After all, dec 25 == oct 31
Gotta admit that I'm a bit dismayed by the lack of dongle and finger jokes. Not to mention root access.
Sorry, Hodor, but my sun crashed ;)
O_oQuote:
Gotta admit that I'm a bit dismayed by the lack of dongle and finger jokes.
A Dongle Joke That Spiraled Way Out Of Control | TechCrunch
Soma
Ah, another victim of sexism; the person who got fired. Some feminist gets offended, someone loses a job.
Our masters are usually the best source of humor. Knuth has two of my all-time favorites:
- The one where he writes something like "Beware of bugs in the code. I just proved it right, I didn't run it"

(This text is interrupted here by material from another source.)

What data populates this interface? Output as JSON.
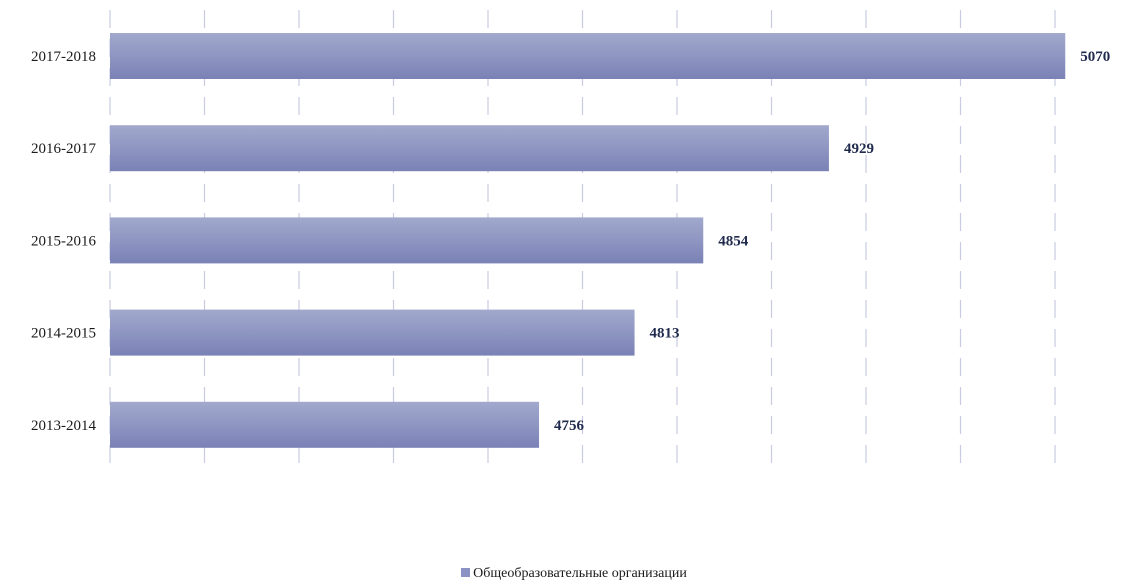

- The one about miss-attribution, in which he wrote something like "Any inaccuracies in this index may be explained by the fact that it has been sorted with the help of a computer".
I admit I didn't read to the end, because I just assumed it was just the same story as so many others before it. Glad to see this wasn't the case. And reading the whole thing to the end was rather uplifting. Not so much for the matter of "justice" (like you, I find it hard to to see justice anywhere in this story), but because it ends up pointing fingers at the real culprit; the internet propensity for emotional escalation.